What’s been the response from the artists themselves (and their teams)?
Across the board, there’s no fighting what it is. Everyone has to kind of accept that this is the reality for the moment so let’s all be in the boat together to see each other to the other side of this. That’s true of managers and promoters and agents. It’s true of the artists as well. And crew members, they’re going to be quietly really affected by this. They’re not at the forefront of the discussion but they’re out of work.
Everyone gets that this is not the time to debate what it is, it is what it is. Everyone is being really good to each other. For me, my day-to-day is kept on the rails because of the goodwill that’s happened among everyone in the business. Everybody wants this thing to survive, this is not the time to figure out how to eat each other’s lunch. We need to think about how to survive so there is lunch at all. I really feel that’s been the overarching feeling.
I kind of want to see if we maintain some of that when this is all over. Will we remember this moment when we all bonded together? Maybe we’ll be a little gentler and nicer moving forward *laughs*.

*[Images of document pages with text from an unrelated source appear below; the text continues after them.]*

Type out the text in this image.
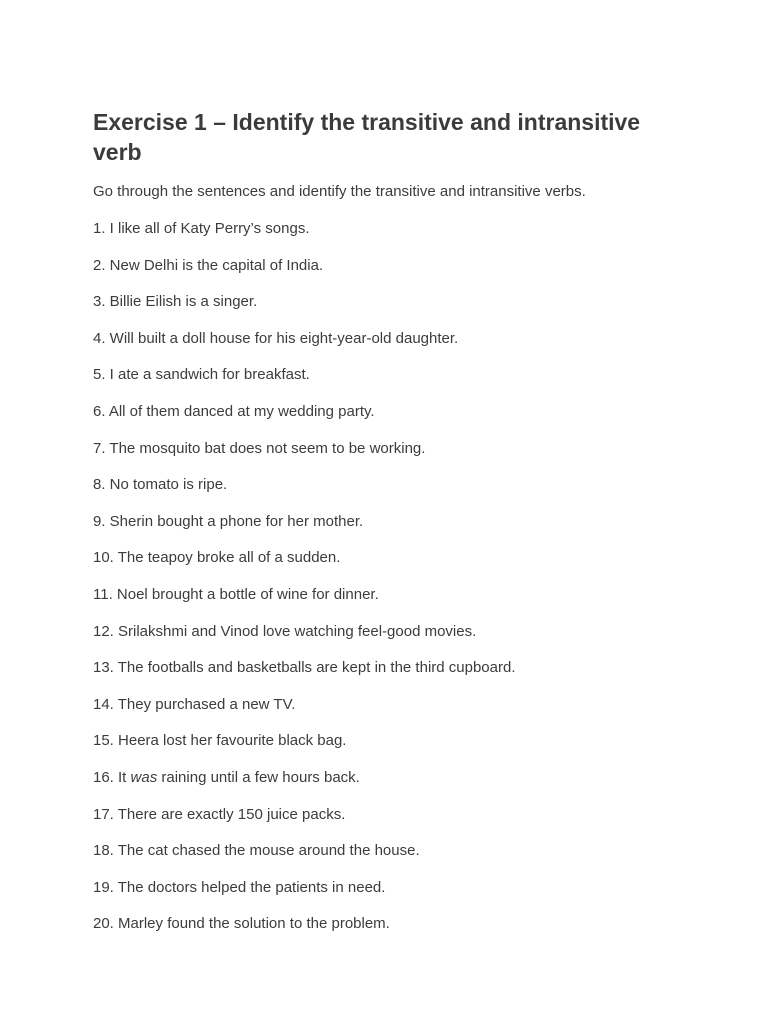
Exercise 1 – Identify the transitive and intransitive verb

Go through the sentences and identify the transitive and intransitive verbs.

1. I like all of Katy Perry’s songs.
2. New Delhi is the capital of India.
3. Billie Eilish is a singer.
4. Will built a doll house for his eight-year-old daughter.
5. I ate a sandwich for breakfast.
6. All of them danced at my wedding party.
7. The mosquito bat does not seem to be working.
8. No tomato is ripe.
9. Sherin bought a phone for her mother.
10. The teapoy broke all of a sudden.
11. Noel brought a bottle of wine for dinner.
12. Srilakshmi and Vinod love watching feel-good movies.
13. The footballs and basketballs are kept in the third cupboard.
14. They purchased a new TV.
15. Heera lost her favourite black bag.
16. It was raining until a few hours back.
17. There are exactly 150 juice packs.
18. The cat chased the mouse around the house.
19. The doctors helped the patients in need.
20. Marley found the solution to the problem.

Is there anything you can really do when re-negotiating and booking shows. What happens deal-wise?
Everyone’s going to do the best they can. It’s not the time to beat each other up. How can we all make money in the future so there’s a business at the end of this thing? It’s different, you grab your avails, figure out the deal, be fair. Everyone’s got to get their piece, but we can’t put promoters in a position where they’re going to be put out either. We’ve all seen the other side of the coin differently than we generally do. It’s lightning-quick.

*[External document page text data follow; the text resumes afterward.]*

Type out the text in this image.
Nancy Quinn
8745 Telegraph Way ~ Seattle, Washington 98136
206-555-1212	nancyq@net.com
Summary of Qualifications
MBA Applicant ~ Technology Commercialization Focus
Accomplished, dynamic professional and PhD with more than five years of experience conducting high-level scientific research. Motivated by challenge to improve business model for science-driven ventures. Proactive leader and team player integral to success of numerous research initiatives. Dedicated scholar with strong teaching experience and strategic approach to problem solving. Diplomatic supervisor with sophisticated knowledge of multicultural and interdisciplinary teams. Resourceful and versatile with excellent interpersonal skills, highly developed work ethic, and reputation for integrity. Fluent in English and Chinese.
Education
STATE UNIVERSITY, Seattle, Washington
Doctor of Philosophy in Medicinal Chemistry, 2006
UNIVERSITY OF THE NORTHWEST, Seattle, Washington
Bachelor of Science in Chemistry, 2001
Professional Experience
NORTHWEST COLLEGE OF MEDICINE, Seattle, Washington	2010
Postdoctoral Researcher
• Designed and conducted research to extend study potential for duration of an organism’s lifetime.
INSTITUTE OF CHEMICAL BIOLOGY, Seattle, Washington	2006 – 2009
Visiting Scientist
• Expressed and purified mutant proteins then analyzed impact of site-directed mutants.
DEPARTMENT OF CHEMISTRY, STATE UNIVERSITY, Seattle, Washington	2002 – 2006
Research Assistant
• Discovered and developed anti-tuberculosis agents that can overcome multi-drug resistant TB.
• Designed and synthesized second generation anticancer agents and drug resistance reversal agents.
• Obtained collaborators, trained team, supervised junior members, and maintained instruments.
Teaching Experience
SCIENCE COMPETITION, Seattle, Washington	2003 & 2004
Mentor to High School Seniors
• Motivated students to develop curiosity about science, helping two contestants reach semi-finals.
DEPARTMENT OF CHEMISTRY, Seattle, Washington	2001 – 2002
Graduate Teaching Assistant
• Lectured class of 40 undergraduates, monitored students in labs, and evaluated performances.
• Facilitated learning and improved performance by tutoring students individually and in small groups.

It’s a challenge right now, man. We just have to be positive that there’s going to be a future here. Just hold the line and help each other to get there. That’s really my perspective and i feel like it’s so many peoples’ perspectives. It’s going to be hard for some to survive it, but hopefully most of us are still standing and ready to rock when the time comes.

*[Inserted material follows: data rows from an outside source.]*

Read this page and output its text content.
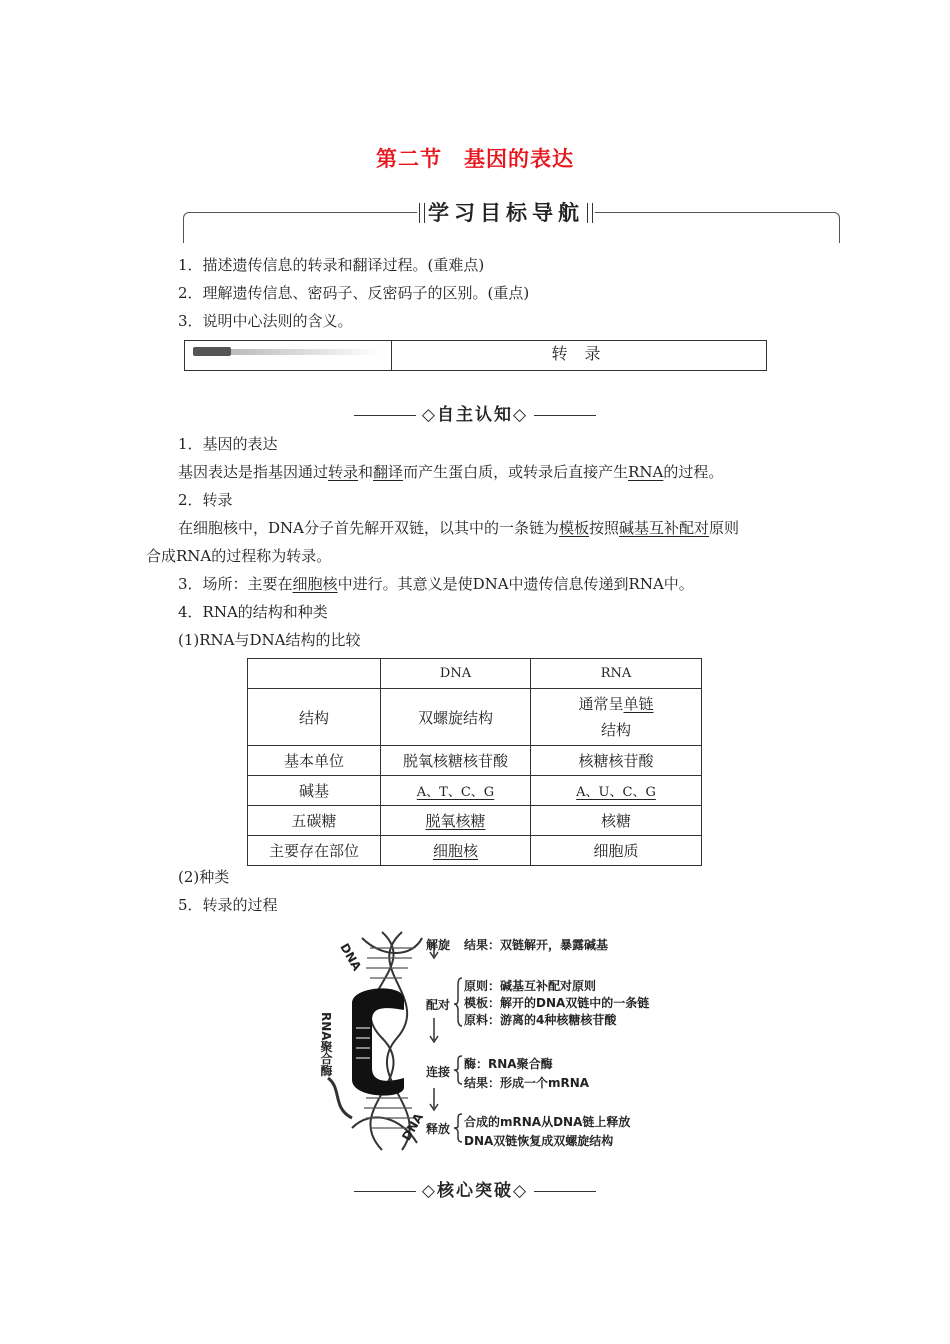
第二节　基因的表达
学习目标导航
1．描述遗传信息的转录和翻译过程。(重难点)
2．理解遗传信息、密码子、反密码子的区别。(重点)
3．说明中心法则的含义。
转 录
◇自主认知◇
1．基因的表达
基因表达是指基因通过转录和翻译而产生蛋白质，或转录后直接产生RNA的过程。
2．转录
在细胞核中，DNA分子首先解开双链，以其中的一条链为模板按照碱基互补配对原则
合成RNA的过程称为转录。
3．场所：主要在细胞核中进行。其意义是使DNA中遗传信息传递到RNA中。
4．RNA的结构和种类
(1)RNA与DNA结构的比较
	DNA	RNA
结构	双螺旋结构	通常呈单链
结构
基本单位	脱氧核糖核苷酸	核糖核苷酸
碱基	A、T、C、G	A、U、C、G
五碳糖	脱氧核糖	核糖
主要存在部位	细胞核	细胞质
(2)种类
5．转录的过程
DNA
DNA
RNA聚合酶
解旋 结果：双链解开，暴露碱基
配对
原则：碱基互补配对原则
模板：解开的DNA双链中的一条链
原料：游离的4种核糖核苷酸
连接
酶：RNA聚合酶
结果：形成一个mRNA
释放 合成的mRNA从DNA链上释放
DNA双链恢复成双螺旋结构
◇核心突破◇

Are there benefits or detriments to running your own smaller agency right now?
In every scenario that comes up since we’ve started, there’s strengths and weaknesses, and we find strengths in some of those weaknesses. Right now, it feels good to be small because we can shrink down so easily in terms of costs, without it touching our people. We can still get so lean so fast that that’s going to be our calling card for our survival here. It doesn’t make it any less scary, that’s for sure *laughs*.
If you’re a big company you’ve got lots of costs and lots of revenue generated over years and years and a bit of a war chest, but when you’re a big machine the burn rate is going to be fast. They have resources we don’t and on the flip side we’re small so we can shrink quickly and kind of do some financial acrobatics to make it work, which is kind of what we’re setting ourselves up to do here.
We’re all so competitive with each other all the time, but right now this is real. It’s not if we lose a client there’s another client to make up for some of that and you keep trucking. We’re all in a different situation with this thing, together.
But, when it is a small company, you get an opportunity to really lean on each other and have the time to talk with every individual, and you kind of help keep each other keep everyone’s heads in the right place. That’s another strength we’re finding here. Yesterday’s happy hour was part of it.